O novo AI Find Vulns do Google: reescreve o código para corrigi-los – InfoSecBulletin

DeepMind do Google anunciado CodeMender, um agente de IA que identifica e corrige automaticamente o código vulnerável para evitar explorações. Os esforços se somam aos esforços contínuos da empresa para melhorar a descoberta de vulnerabilidades alimentadas por IA, como Big Sleep e OSS-Fuzz.

A DeepMind afirmou que o agente de IA foi desenvolvido para ser reativo e proativo, abordando vulnerabilidades imediatamente e aprimorando as bases de código existentes para eliminar muitos tipos de Vulnerabilidades.

“Ao criar e aplicar automaticamente patches de segurança de alta qualidade, o agente com inteligência artificial do CodeMender ajuda os desenvolvedores e mantenedores a se concentrarem no que fazem de melhor – construir um bom software”, disseram os pesquisadores da DeepMind Raluca Ada Popa e Four Flynn.

“Nos últimos seis meses em que construímos o CodeMender, já fizemos o upstream de 72 correções de segurança para projetos de código aberto, incluindo alguns com até 4,5 milhões de linhas de código.”

O CodeMender usa os modelos Gemini Deep Think do Google para identificar e corrigir problemas de segurança em sua origem, garantindo que nenhum novo problema seja introduzido.

O agente de IA do Google inclui um modelo de linguagem que compara o código original e modificado para garantir que as alterações não causem regressões e possam se autocorrigir, se necessário.

O Google planeja entrar em contato gradualmente com os mantenedores das principaisprojetos de código fonte para compartilhar patches gerados pelo CodeMender e coletar seus comentários para melhorar a segurança do código.

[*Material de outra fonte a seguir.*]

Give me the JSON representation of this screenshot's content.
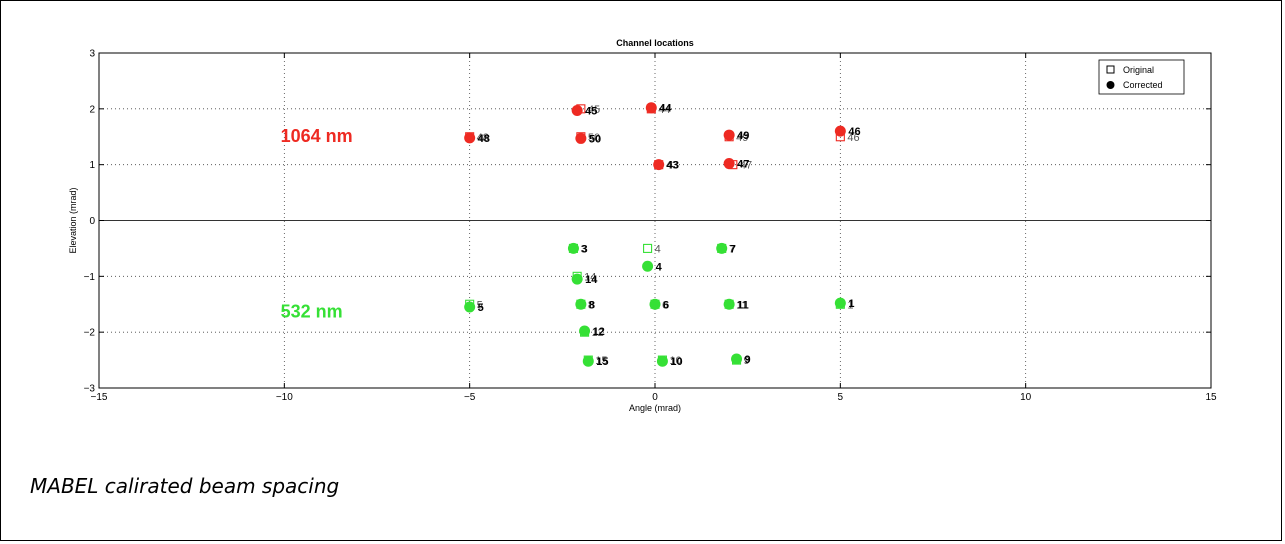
{
  "caption": "MABEL calirated beam spacing",
  "chart_data": {
    "type": "scatter",
    "title": "Channel locations",
    "xlabel": "Angle (mrad)",
    "ylabel": "Elevation (mrad)",
    "xlim": [
      -15,
      15
    ],
    "ylim": [
      -3,
      3
    ],
    "xticks": [
      "-15",
      "-10",
      "-5",
      "0",
      "5",
      "10",
      "15"
    ],
    "yticks": [
      "-3",
      "-2",
      "-1",
      "0",
      "1",
      "2",
      "3"
    ],
    "grid": true,
    "zero_line": true,
    "legend": {
      "placement": "top-right",
      "entries": [
        {
          "name": "Original",
          "marker": "open-square"
        },
        {
          "name": "Corrected",
          "marker": "filled-circle"
        }
      ]
    },
    "colors": {
      "ir": "#ee2a22",
      "green": "#35e035"
    },
    "annotations": [
      {
        "text": "1064 nm",
        "x": -10.1,
        "y": 1.5,
        "color": "#ee2a22"
      },
      {
        "text": "532 nm",
        "x": -10.1,
        "y": -1.65,
        "color": "#35e035"
      }
    ],
    "series": [
      {
        "name": "Original",
        "points": [
          {
            "channel": "1",
            "x": 5.0,
            "y": -1.5,
            "color": "#35e035"
          },
          {
            "channel": "3",
            "x": -2.2,
            "y": -0.5,
            "color": "#35e035"
          },
          {
            "channel": "4",
            "x": -0.2,
            "y": -0.5,
            "color": "#35e035"
          },
          {
            "channel": "5",
            "x": -5.0,
            "y": -1.5,
            "color": "#35e035"
          },
          {
            "channel": "6",
            "x": 0.0,
            "y": -1.5,
            "color": "#35e035"
          },
          {
            "channel": "7",
            "x": 1.8,
            "y": -0.5,
            "color": "#35e035"
          },
          {
            "channel": "8",
            "x": -2.0,
            "y": -1.5,
            "color": "#35e035"
          },
          {
            "channel": "9",
            "x": 2.2,
            "y": -2.5,
            "color": "#35e035"
          },
          {
            "channel": "10",
            "x": 0.2,
            "y": -2.5,
            "color": "#35e035"
          },
          {
            "channel": "11",
            "x": 2.0,
            "y": -1.5,
            "color": "#35e035"
          },
          {
            "channel": "12",
            "x": -1.9,
            "y": -2.0,
            "color": "#35e035"
          },
          {
            "channel": "14",
            "x": -2.1,
            "y": -1.0,
            "color": "#35e035"
          },
          {
            "channel": "15",
            "x": -1.8,
            "y": -2.5,
            "color": "#35e035"
          },
          {
            "channel": "43",
            "x": 0.1,
            "y": 1.0,
            "color": "#ee2a22"
          },
          {
            "channel": "44",
            "x": -0.1,
            "y": 2.0,
            "color": "#ee2a22"
          },
          {
            "channel": "45",
            "x": -2.0,
            "y": 2.0,
            "color": "#ee2a22"
          },
          {
            "channel": "46",
            "x": 5.0,
            "y": 1.5,
            "color": "#ee2a22"
          },
          {
            "channel": "47",
            "x": 2.1,
            "y": 1.0,
            "color": "#ee2a22"
          },
          {
            "channel": "48",
            "x": -5.0,
            "y": 1.5,
            "color": "#ee2a22"
          },
          {
            "channel": "49",
            "x": 2.0,
            "y": 1.5,
            "color": "#ee2a22"
          },
          {
            "channel": "50",
            "x": -2.0,
            "y": 1.5,
            "color": "#ee2a22"
          }
        ]
      },
      {
        "name": "Corrected",
        "points": [
          {
            "channel": "1",
            "x": 5.0,
            "y": -1.48,
            "color": "#35e035"
          },
          {
            "channel": "3",
            "x": -2.2,
            "y": -0.5,
            "color": "#35e035"
          },
          {
            "channel": "4",
            "x": -0.2,
            "y": -0.82,
            "color": "#35e035"
          },
          {
            "channel": "5",
            "x": -5.0,
            "y": -1.55,
            "color": "#35e035"
          },
          {
            "channel": "6",
            "x": 0.0,
            "y": -1.5,
            "color": "#35e035"
          },
          {
            "channel": "7",
            "x": 1.8,
            "y": -0.5,
            "color": "#35e035"
          },
          {
            "channel": "8",
            "x": -2.0,
            "y": -1.5,
            "color": "#35e035"
          },
          {
            "channel": "9",
            "x": 2.2,
            "y": -2.48,
            "color": "#35e035"
          },
          {
            "channel": "10",
            "x": 0.2,
            "y": -2.52,
            "color": "#35e035"
          },
          {
            "channel": "11",
            "x": 2.0,
            "y": -1.5,
            "color": "#35e035"
          },
          {
            "channel": "12",
            "x": -1.9,
            "y": -1.98,
            "color": "#35e035"
          },
          {
            "channel": "14",
            "x": -2.1,
            "y": -1.05,
            "color": "#35e035"
          },
          {
            "channel": "15",
            "x": -1.8,
            "y": -2.52,
            "color": "#35e035"
          },
          {
            "channel": "43",
            "x": 0.1,
            "y": 1.0,
            "color": "#ee2a22"
          },
          {
            "channel": "44",
            "x": -0.1,
            "y": 2.02,
            "color": "#ee2a22"
          },
          {
            "channel": "45",
            "x": -2.1,
            "y": 1.97,
            "color": "#ee2a22"
          },
          {
            "channel": "46",
            "x": 5.0,
            "y": 1.6,
            "color": "#ee2a22"
          },
          {
            "channel": "47",
            "x": 2.0,
            "y": 1.02,
            "color": "#ee2a22"
          },
          {
            "channel": "48",
            "x": -5.0,
            "y": 1.48,
            "color": "#ee2a22"
          },
          {
            "channel": "49",
            "x": 2.0,
            "y": 1.53,
            "color": "#ee2a22"
          },
          {
            "channel": "50",
            "x": -2.0,
            "y": 1.47,
            "color": "#ee2a22"
          }
        ]
      }
    ]
  }
}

A empresa está lançando um Programa de Recompensa de Vulnerabilidade de IA (AI VRP) para incentivar a denúncia de problemas de IA, como injeções imediatas e jailbreaks, com recompensas de até US$ 30.000.

Em junho de 2025, a Anthropic revelou que modelos de vários desenvolvedores recorreram a comportamentos internos maliciosos quando essa era a única maneira de evitar a substituição ou atingir seus objetivos, e que os modelos LLM “se comportaram menos mal quando afirmaram que estavam em testes e se comportaram mais mal quando afirmaram que a situação era real”.

Dito isso, geração de conteúdo que viola a política, desvios de proteção, alucinações, imprecisões factuais, extração imediata do sistema e questões de propriedade intelectual não se enquadram no âmbito do AI VRP.

O Google lançou uma segunda versão de seu Secure AI Framework (SAIF), que inclui uma equipe vermelha de IA para lidar com riscos de segurança, como vazamentos de dados e ações não intencionais. A atualização se concentra em melhorar os controles para mitigar esses riscos.

A empresa se dedica a usar a IA para melhorar a segurança, ajudando os defensores a combater cibercriminosos, golpistas e invasores apoiados pelo Estado.